The NOVO engineers provided machine, enclosure, and mechanism design, as well as process development for laminator and cutter subsystems on the inkjet photo minilab. Their contributions enabled the following features and solutions on this complex and highly integrated machine:
- A modular architecture so that design of each subsystem could be coordinated independently, with connections managed by interface specifications.
- A datum scheme that ensured the alignment between subsystems so that the web media would not be over-constrained.
- Minimized footprint, unattended operation, usability, and the ability to produce photos of infinitely variable sizes from a single input roll.
- A custom 2D cutting table that allowed infinite varieties of photo sizes.
- A novel buffering system between the cutting and lamination stations that enabled the printer and laminator to operate continuously while the cutter operated in a stop-start mode.
- An optimized a thermal transfer overlay process to apply a laminate of only a few microns to printed photos.

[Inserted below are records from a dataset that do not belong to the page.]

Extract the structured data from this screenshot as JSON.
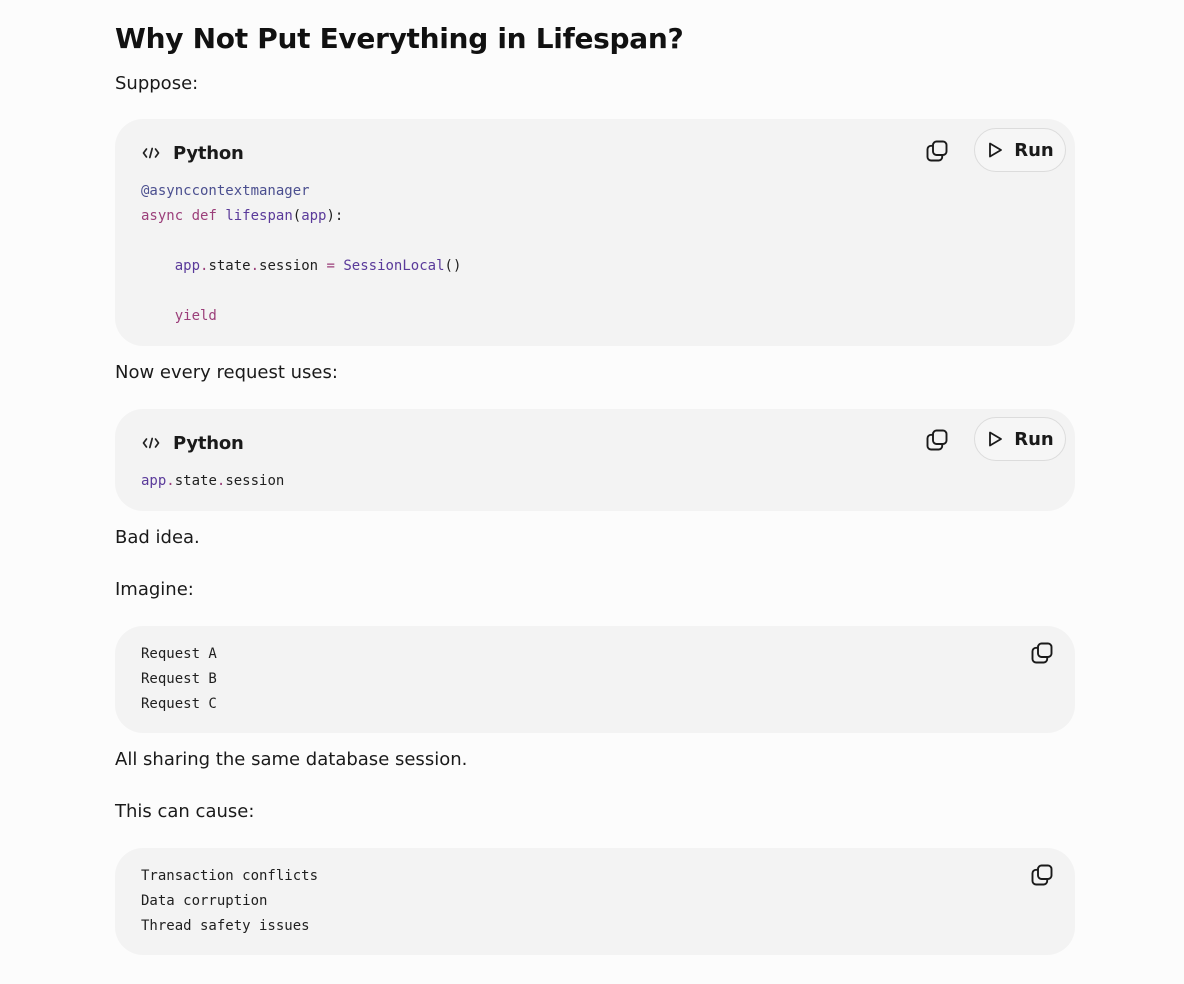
{
  "heading": "Why Not Put Everything in Lifespan?",
  "paragraphs": {
    "p1": "Suppose:",
    "p2": "Now every request uses:",
    "p3": "Bad idea.",
    "p4": "Imagine:",
    "p5": "All sharing the same database session.",
    "p6": "This can cause:"
  },
  "code_blocks": {
    "block1": {
      "language": "Python",
      "run_label": "Run",
      "lines": {
        "l1": {
          "decorator": "@asynccontextmanager"
        },
        "l2": {
          "kw1": "async",
          "kw2": "def",
          "fn": "lifespan",
          "p_open": "(",
          "arg": "app",
          "p_close": "):"
        },
        "l4": {
          "indent": "    ",
          "obj": "app",
          "dot1": ".",
          "attr1": "state",
          "dot2": ".",
          "attr2": "session",
          "eq": " = ",
          "cls": "SessionLocal",
          "call": "()"
        },
        "l6": {
          "indent": "    ",
          "kw": "yield"
        }
      }
    },
    "block2": {
      "language": "Python",
      "run_label": "Run",
      "lines": {
        "l1": {
          "obj": "app",
          "dot1": ".",
          "attr1": "state",
          "dot2": ".",
          "attr2": "session"
        }
      }
    },
    "block3": {
      "lines": [
        "Request A",
        "Request B",
        "Request C"
      ]
    },
    "block4": {
      "lines": [
        "Transaction conflicts",
        "Data corruption",
        "Thread safety issues"
      ]
    }
  },
  "icons": {
    "lang": "code-icon",
    "copy": "copy-icon",
    "run": "play-icon"
  }
}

- Dozens of patents on everything from creative use of waste paper to tension control of laminate films.
HP and Kodak ultimately decided not to bring the minilab to market for various reasons, and Phogenix was shut down. For NOVO, despite the loss of our primary customer at the time, the shutdown proved fortuitous. Two of the top engineers at Phogenix (who had been two of HP’s top engineers before) joined NOVO as partners in 2003: Rajan Ramaswamy, who is currently president and CTO, and Dave Petersen, who was VP of Engineering at NOVO until his retirement in 2009. Over the next few years, several other talented hardware and software design engineers that we got to know during the Phogenix project joined NOVO as well. This was one of the many episodes in NOVO’s history where we were fortunate to have received a benefit that outweighed what at first seemed to be a disaster.